Bora yanıma geldiğinde kapıyı tıklattı. Kapıyı yaşlıca bir adam, güler yüzlü bir şekilde açtı. "Hoş geldiniz... Buyurun..." Başını arkasına doğru çevirdi. "Hanife! Geldiler!"

Adamdan biraz daha genç görünen kadın derhal koşarak geldi ve Bora'nın elini öpmeye yeltendi fakat Bora kadının elini tutarak eğildi ve elini öpmesine izin vermedi. Adam ya da kadın kimdi bilmiyordum ama Bora'yı çok sevdikleri belliydi. Hazırladıkları yer sofrasını çeşit çeşit yemeklerle donatmışlardı.

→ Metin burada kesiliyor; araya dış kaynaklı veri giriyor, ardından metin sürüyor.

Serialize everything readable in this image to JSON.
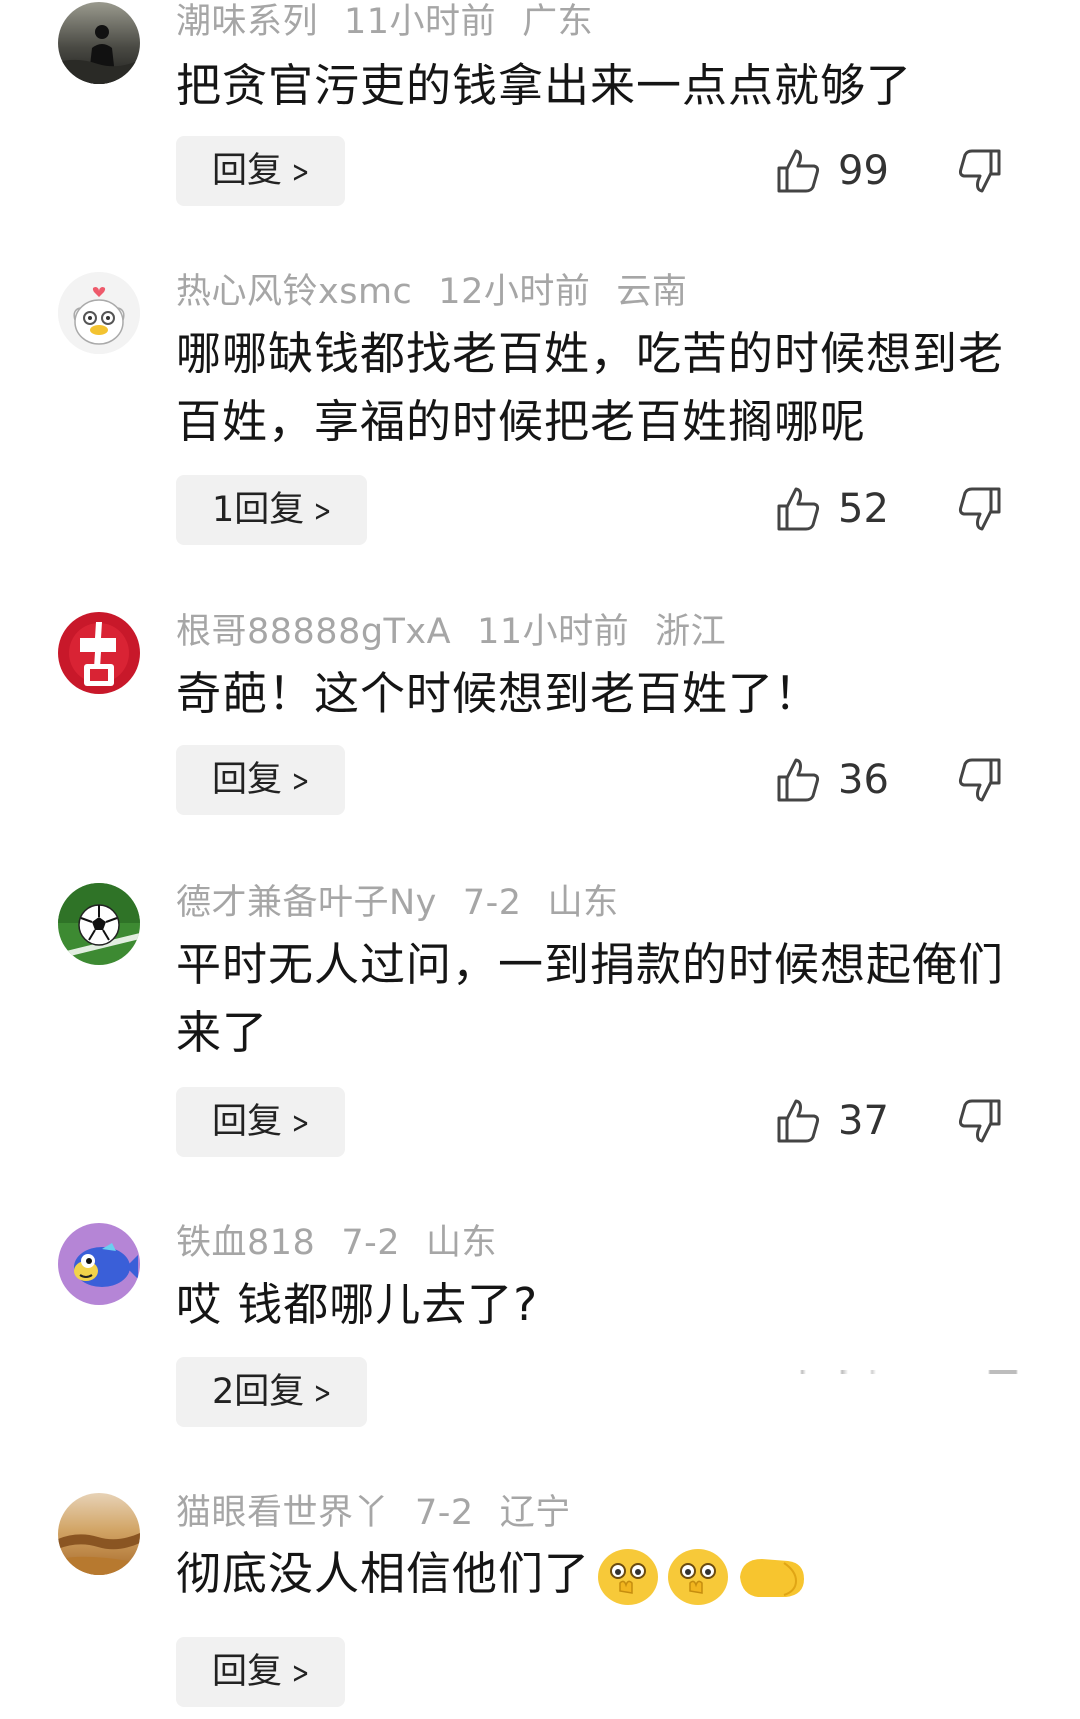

"Buyurun geçin..." dedi Hanife Hanım. Yüzünden gülücük eksik olmuyordu. Bora, yer sofrasına oturunca, ben de onun karşısına oturdum.

"İstediğiniz bir şey var mı beyim?" diye sordu adam.

"Her şey için teşekkürler," dedi Bora, memnun bir tonlamayla. Adam, elini Hanife Hanım'ın sırtına koydu ve kapıya yönelip evden çıktılar. Bakışlarım Bora'ya çevrilince, "Onların evi biraz ileride," dedi, açıklama olarak. "Rakı içer misin?"

"İlaç kullanıyorsun hâlâ?" dedim, sorar gibi. Fakat bu Bora için bir önem teşkil etmedi ve kadehlerimize rakı doldurdu. "Dışarıda yeriz sanmıştım."